How to deal with cyclic foreign keys
Sometimes cyclic foreign keys can’t be avoided, but modern SQL features make it quite easy to insert new data without a big hussle.
Setup
Let’s assume we have the following two tables:
create table department
(
id integer primary key,
name varchar(50) not null unique
manager_id integer not null
);
create table employee
(
id integer primary key,
name varchar(50) not null,
department_id integer not null
);
alter table department
add foreign key (manager_id) references employee;
alter table employee
add foreign key (department_id) references department;
As both foreign key columns are defined as NOT NULL
, the usual approach of first inserting a NULL
value first and update the row later with an existing value is not applicable.
Note that in reality, I would expect at least one of those columns to be nullable though.
Running two independent inserts won’t work as we can’t insert into the department
table without a manager_id
and we can’t insert into the employee
table without a department_id
.
With modern SQL, we do however have two approaches to insert departments and employees that reference each other.
Deferred constraints
The problem stems from the fact that the database evaluates the constraints at the end of the INSERT
statement.
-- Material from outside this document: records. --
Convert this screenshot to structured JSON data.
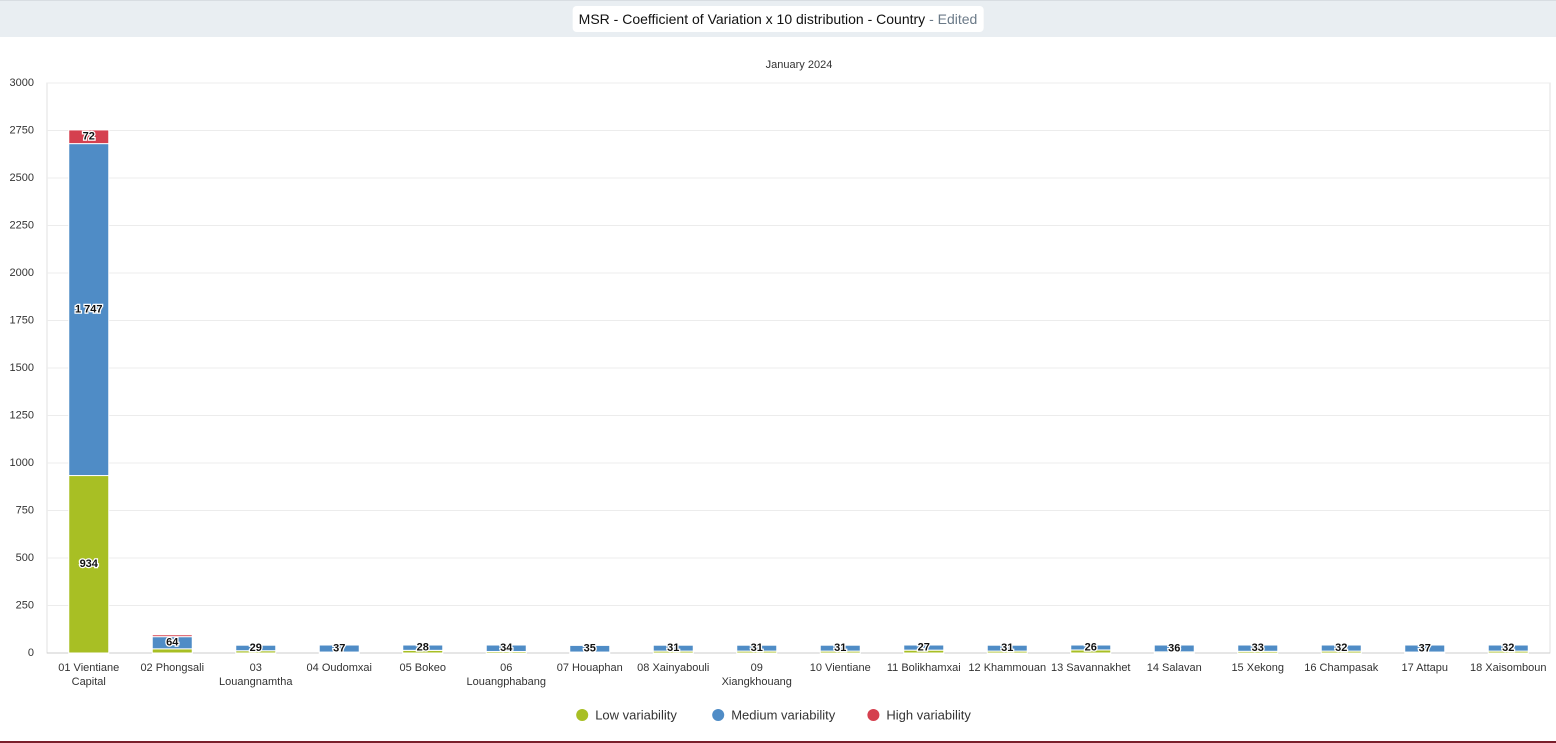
{
  "chart_data": {
    "type": "stacked_bar",
    "title": "MSR - Coefficient of Variation x 10 distribution - Country",
    "title_note": "- Edited",
    "subtitle": "January 2024",
    "categories": [
      "01 Vientiane Capital",
      "02 Phongsali",
      "03 Louangnamtha",
      "04 Oudomxai",
      "05 Bokeo",
      "06 Louangphabang",
      "07 Houaphan",
      "08 Xainyabouli",
      "09 Xiangkhouang",
      "10 Vientiane",
      "11 Bolikhamxai",
      "12 Khammouan",
      "13 Savannakhet",
      "14 Salavan",
      "15 Xekong",
      "16 Champasak",
      "17 Attapu",
      "18 Xaisomboun"
    ],
    "series": [
      {
        "name": "Low variability",
        "color": "#a8bf24",
        "values": [
          934,
          22,
          12,
          5,
          14,
          8,
          5,
          10,
          10,
          10,
          15,
          10,
          16,
          6,
          9,
          10,
          5,
          10
        ],
        "value_labels": [
          "934",
          null,
          null,
          null,
          null,
          null,
          null,
          null,
          null,
          null,
          null,
          null,
          null,
          null,
          null,
          null,
          null,
          null
        ]
      },
      {
        "name": "Medium variability",
        "color": "#4f8cc6",
        "values": [
          1747,
          64,
          29,
          37,
          28,
          34,
          35,
          31,
          31,
          31,
          27,
          31,
          26,
          36,
          33,
          32,
          37,
          32
        ],
        "value_labels": [
          "1 747",
          "64",
          "29",
          "37",
          "28",
          "34",
          "35",
          "31",
          "31",
          "31",
          "27",
          "31",
          "26",
          "36",
          "33",
          "32",
          "37",
          "32"
        ]
      },
      {
        "name": "High variability",
        "color": "#d5404f",
        "values": [
          72,
          10,
          null,
          null,
          null,
          null,
          null,
          null,
          null,
          null,
          null,
          null,
          null,
          null,
          null,
          null,
          null,
          null
        ],
        "value_labels": [
          "72",
          null,
          null,
          null,
          null,
          null,
          null,
          null,
          null,
          null,
          null,
          null,
          null,
          null,
          null,
          null,
          null,
          null
        ]
      }
    ],
    "ylim": [
      0,
      3000
    ],
    "yticks": [
      0,
      250,
      500,
      750,
      1000,
      1250,
      1500,
      1750,
      2000,
      2250,
      2500,
      2750,
      3000
    ],
    "grid": true,
    "legend": "bottom"
  }
}
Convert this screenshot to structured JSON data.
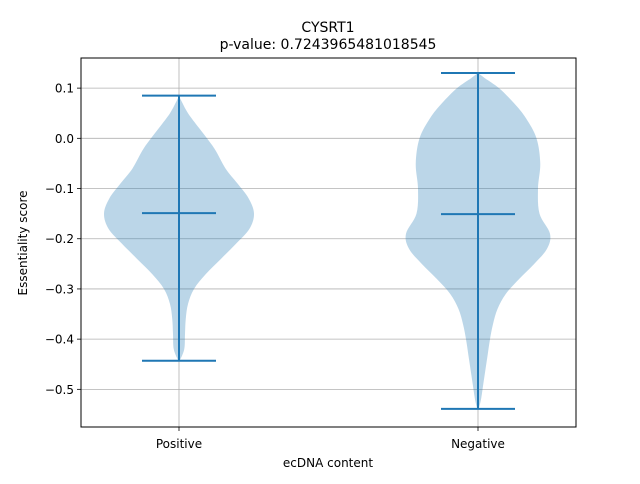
{
  "chart_data": {
    "type": "violin",
    "title": "CYSRT1",
    "subtitle": "p-value: 0.7243965481018545",
    "xlabel": "ecDNA content",
    "ylabel": "Essentiality score",
    "categories": [
      "Positive",
      "Negative"
    ],
    "ylim": [
      -0.575,
      0.16
    ],
    "yticks": [
      0.1,
      0.0,
      -0.1,
      -0.2,
      -0.3,
      -0.4,
      -0.5
    ],
    "ytick_labels": [
      "0.1",
      "0.0",
      "−0.1",
      "−0.2",
      "−0.3",
      "−0.4",
      "−0.5"
    ],
    "grid": true,
    "colors": {
      "fill": "#1f77b4",
      "fill_opacity": 0.3,
      "line": "#1f77b4"
    },
    "violins": [
      {
        "category": "Positive",
        "max": 0.085,
        "mean": -0.149,
        "min": -0.443,
        "density": [
          [
            0.085,
            0.0
          ],
          [
            0.075,
            0.03
          ],
          [
            0.05,
            0.12
          ],
          [
            0.02,
            0.27
          ],
          [
            -0.02,
            0.47
          ],
          [
            -0.06,
            0.62
          ],
          [
            -0.09,
            0.78
          ],
          [
            -0.12,
            0.93
          ],
          [
            -0.15,
            1.0
          ],
          [
            -0.18,
            0.94
          ],
          [
            -0.21,
            0.76
          ],
          [
            -0.24,
            0.56
          ],
          [
            -0.27,
            0.36
          ],
          [
            -0.3,
            0.2
          ],
          [
            -0.33,
            0.12
          ],
          [
            -0.36,
            0.09
          ],
          [
            -0.39,
            0.08
          ],
          [
            -0.42,
            0.07
          ],
          [
            -0.443,
            0.01
          ]
        ]
      },
      {
        "category": "Negative",
        "max": 0.13,
        "mean": -0.151,
        "min": -0.539,
        "density": [
          [
            0.13,
            0.0
          ],
          [
            0.12,
            0.09
          ],
          [
            0.1,
            0.28
          ],
          [
            0.07,
            0.48
          ],
          [
            0.04,
            0.64
          ],
          [
            0.0,
            0.78
          ],
          [
            -0.05,
            0.83
          ],
          [
            -0.1,
            0.8
          ],
          [
            -0.15,
            0.82
          ],
          [
            -0.19,
            0.96
          ],
          [
            -0.22,
            0.92
          ],
          [
            -0.25,
            0.75
          ],
          [
            -0.28,
            0.55
          ],
          [
            -0.31,
            0.37
          ],
          [
            -0.34,
            0.26
          ],
          [
            -0.37,
            0.2
          ],
          [
            -0.4,
            0.16
          ],
          [
            -0.43,
            0.13
          ],
          [
            -0.46,
            0.1
          ],
          [
            -0.49,
            0.07
          ],
          [
            -0.52,
            0.04
          ],
          [
            -0.539,
            0.01
          ]
        ]
      }
    ]
  }
}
But when the first INSERT
is executed, the referenced values for the second table don’t exists (and vice versa).
A solution to this problem is a constraint that is checked when the transaction is committed, rather then after each INSERT
statement.
Precisely for this situation, Postgres (and Oracle) allow constraints to be defined as “deferrable” which enables just that: an evaluation of the constraint at COMMIT
time.
The constraint can be defined as “always deferred” or you can turn the “deferrable” behaviour on or off when you need it:
alter table department
add foreign key (manager_id) references employee
deferrable initially immediate;
alter table employee
add foreign key (department_id) references department
deferrable initially immediate;
After creating the constraints like that, they behave exactly like any other constraint: they are evaluated when running the DML statement (because of the INITIALLY IMMEDIATE
option).
But the deferrable
attribute allows us to defer the check until the end of the transaction. This is done using the SET CONSTRAINTS
command:
With that command it’s either possible to do this for a named constraint instead or for all constraints that allow to be deferred.
So with the following script, we can insert the new department and all employees without an error:
begin transaction;
set constraints all deferred;
insert into department
(id, name, manager_id)
values
(1, 'Maintenance', 42);
insert into employee
(id, name, department_id)
values
(1, 'Arthur', 1),
(2, 'Ford', 1),
(42, 'Marvin', 1);
commit;
The employee_id
42 doesn’t exist when the department is inserted. But the database does not complain, because the foreign key will only be checked when the COMMIT
is issued. After inserting the employees all foreign keys are correct and the COMMIT
will succeed.
Setting a constraint to deferrable (either as INITIALLY DEFERRED
or through a SET CONSTRAINTS
statement), incurs a memory overhead that might be substantial when processing many rows. If inserting depending rows is the exception rather then the common case, it is recommended to define the constraints as INITIALLY IMMEDIATE
and only make them deferred when really needed.
Data modifying common table expressions.
Postgres offers an even more elegant solution: it’s possible to combine the two INSERT
statements into a single statement using a common table expression.
Because it’s a single statement, there is no need to define the constraints as deferrable, as the constraints are checked at the end of the statement.
The above inserts can be rewritten to the following statement (without the need for deferrable constraints)
with new_deparment as (
insert into department
(id, name, manager_id)
values
(1, 'Maintenance', 42);
)
insert into employee
(id, name, department_id)
values
(1, 'Arthur', 1),
(2, 'Ford', 1),
(42, 'Marvin', 1);
The advantage of this is that it’s also possible even when it’s not possible to use explicit transactions (e.g. because the connection is set to auto-commit).
Conclusion
While it’s best to avoid cyclic foreign keys to begin with, it is rather easy to deal with them when needed with modern SQL.